In his book Doing Democracy – The MAP Model for Organizing Social Movements, the late social movement theorist Bill Moyer [not the TV guy] stressed the importance for activists to remember and celebrate their victories.

In honor of the Ward Valley Win celebration we are issuing an updated version of our 1992 film Choicepoint: California’s Water and Radioactive Waste.

In 1989, a small group of Californians –including Phil Klasky, Ward Young, Rachel Johnson, Pam Dake and EON Co-Director Mary Beth Brangan – joined the Fort Mojave Indian Tribe and a few residents of Needles, California to help begin a movement to stop a planned nuclear waste dump at Ward Valley in the Mojave Desert near the Colorado River.  Diane D’Arrigo of NIRS gave expert organizing assistance and Dan Hirsch of Committee to Bridge the Gap and Roger Herried of Abalone Alliance provided technical and procedural help.

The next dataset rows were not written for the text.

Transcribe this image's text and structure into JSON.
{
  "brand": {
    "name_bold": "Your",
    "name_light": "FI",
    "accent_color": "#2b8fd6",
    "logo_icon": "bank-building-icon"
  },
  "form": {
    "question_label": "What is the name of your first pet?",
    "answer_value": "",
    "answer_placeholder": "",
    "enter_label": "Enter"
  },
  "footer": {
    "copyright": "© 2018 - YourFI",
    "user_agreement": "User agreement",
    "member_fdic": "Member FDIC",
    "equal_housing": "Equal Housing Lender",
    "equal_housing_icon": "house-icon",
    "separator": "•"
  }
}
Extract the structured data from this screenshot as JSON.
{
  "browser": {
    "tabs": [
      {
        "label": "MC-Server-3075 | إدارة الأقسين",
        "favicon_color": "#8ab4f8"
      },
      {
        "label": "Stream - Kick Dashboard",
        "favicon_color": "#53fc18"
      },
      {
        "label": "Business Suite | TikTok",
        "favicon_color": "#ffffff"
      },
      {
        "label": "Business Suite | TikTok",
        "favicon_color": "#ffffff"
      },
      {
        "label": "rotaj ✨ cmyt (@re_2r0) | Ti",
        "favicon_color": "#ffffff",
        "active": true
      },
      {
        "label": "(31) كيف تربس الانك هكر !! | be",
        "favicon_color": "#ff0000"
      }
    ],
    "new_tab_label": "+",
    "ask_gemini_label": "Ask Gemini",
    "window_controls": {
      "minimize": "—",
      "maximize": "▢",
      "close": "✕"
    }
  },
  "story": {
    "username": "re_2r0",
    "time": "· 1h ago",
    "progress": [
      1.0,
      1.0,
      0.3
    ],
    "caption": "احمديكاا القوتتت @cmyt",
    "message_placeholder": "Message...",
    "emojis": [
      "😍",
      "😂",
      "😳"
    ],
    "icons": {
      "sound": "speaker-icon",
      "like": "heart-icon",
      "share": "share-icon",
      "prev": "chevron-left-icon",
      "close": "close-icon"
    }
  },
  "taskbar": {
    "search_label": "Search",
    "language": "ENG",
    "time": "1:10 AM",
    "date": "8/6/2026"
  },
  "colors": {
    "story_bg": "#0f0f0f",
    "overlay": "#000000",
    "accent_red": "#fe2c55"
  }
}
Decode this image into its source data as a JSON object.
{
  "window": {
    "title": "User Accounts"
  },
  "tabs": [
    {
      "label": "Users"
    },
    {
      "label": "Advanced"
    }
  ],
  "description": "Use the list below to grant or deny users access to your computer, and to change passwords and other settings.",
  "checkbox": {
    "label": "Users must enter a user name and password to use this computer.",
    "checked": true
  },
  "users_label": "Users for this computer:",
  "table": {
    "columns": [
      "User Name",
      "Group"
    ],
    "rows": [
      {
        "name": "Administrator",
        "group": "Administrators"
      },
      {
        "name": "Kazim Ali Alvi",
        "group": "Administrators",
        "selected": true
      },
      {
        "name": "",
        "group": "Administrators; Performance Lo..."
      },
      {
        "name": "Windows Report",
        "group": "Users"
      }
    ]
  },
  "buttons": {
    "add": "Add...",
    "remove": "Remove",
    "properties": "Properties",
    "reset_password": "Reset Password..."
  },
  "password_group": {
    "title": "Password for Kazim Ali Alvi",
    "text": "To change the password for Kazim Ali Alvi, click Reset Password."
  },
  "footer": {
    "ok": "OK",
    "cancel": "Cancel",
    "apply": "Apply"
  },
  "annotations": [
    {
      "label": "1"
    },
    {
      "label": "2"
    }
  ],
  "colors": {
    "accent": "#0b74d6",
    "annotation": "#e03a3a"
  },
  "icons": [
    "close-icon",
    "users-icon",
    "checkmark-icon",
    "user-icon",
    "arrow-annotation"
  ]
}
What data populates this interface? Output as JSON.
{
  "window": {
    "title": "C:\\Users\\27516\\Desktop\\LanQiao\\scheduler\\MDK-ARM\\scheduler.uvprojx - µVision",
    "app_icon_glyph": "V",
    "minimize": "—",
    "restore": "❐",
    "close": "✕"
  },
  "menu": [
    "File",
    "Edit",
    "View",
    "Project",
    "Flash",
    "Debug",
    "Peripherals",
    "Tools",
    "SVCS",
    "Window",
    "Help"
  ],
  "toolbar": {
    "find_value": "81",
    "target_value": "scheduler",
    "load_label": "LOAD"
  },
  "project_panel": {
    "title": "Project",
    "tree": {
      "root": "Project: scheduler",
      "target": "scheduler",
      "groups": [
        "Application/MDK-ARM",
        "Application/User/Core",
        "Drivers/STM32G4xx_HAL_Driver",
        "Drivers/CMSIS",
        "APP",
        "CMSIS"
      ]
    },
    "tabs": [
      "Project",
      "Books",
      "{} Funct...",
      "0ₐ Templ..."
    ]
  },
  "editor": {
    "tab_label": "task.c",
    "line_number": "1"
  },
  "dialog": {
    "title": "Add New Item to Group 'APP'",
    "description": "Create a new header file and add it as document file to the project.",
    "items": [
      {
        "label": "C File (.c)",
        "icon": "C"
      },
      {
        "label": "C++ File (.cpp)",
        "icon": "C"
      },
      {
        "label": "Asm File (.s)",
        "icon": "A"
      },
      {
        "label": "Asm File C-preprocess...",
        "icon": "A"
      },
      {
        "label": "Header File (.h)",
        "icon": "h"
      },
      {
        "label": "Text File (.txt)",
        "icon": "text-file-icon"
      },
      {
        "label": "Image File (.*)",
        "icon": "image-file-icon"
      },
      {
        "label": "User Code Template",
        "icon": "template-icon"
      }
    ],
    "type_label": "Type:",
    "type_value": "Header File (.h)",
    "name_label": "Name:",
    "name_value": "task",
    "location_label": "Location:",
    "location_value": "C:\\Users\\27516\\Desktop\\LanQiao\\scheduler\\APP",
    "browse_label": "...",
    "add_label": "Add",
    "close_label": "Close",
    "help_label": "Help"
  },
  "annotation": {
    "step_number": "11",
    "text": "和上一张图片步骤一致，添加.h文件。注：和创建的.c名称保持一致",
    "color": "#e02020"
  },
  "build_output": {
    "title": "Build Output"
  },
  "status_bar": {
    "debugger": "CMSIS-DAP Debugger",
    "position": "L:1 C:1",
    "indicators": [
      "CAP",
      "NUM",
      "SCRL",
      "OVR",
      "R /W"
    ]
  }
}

Considered by many a hopeless cause at the beginning, over time the movement grew to include scientists, environmentalists and the region’s many Native American tribes. After a ten-year battle, an peaceful occupation at the proposed site and the powerful involvement of Native American tribal organizers, a judge’s ruling in 1999 brought an end to the planned dump.

This film – produced in thirty years ago and re-mastered from an archival copy – tells the story of that successful movement’s beginning.  It portrays many of the now-fallen peaceful warriors who played important roles in the successful campaign and whose memories will be honored at the Ward Valley gathering.

The film’s analysis of radioactive waste issues is as relevant today as when it was first released.


Mary Beth Brangan and James Heddle Co-Direct EON, the Ecological Options Network.. The EON feature documentary S.O.S. – The San Onofre Syndrome will be released this Spring.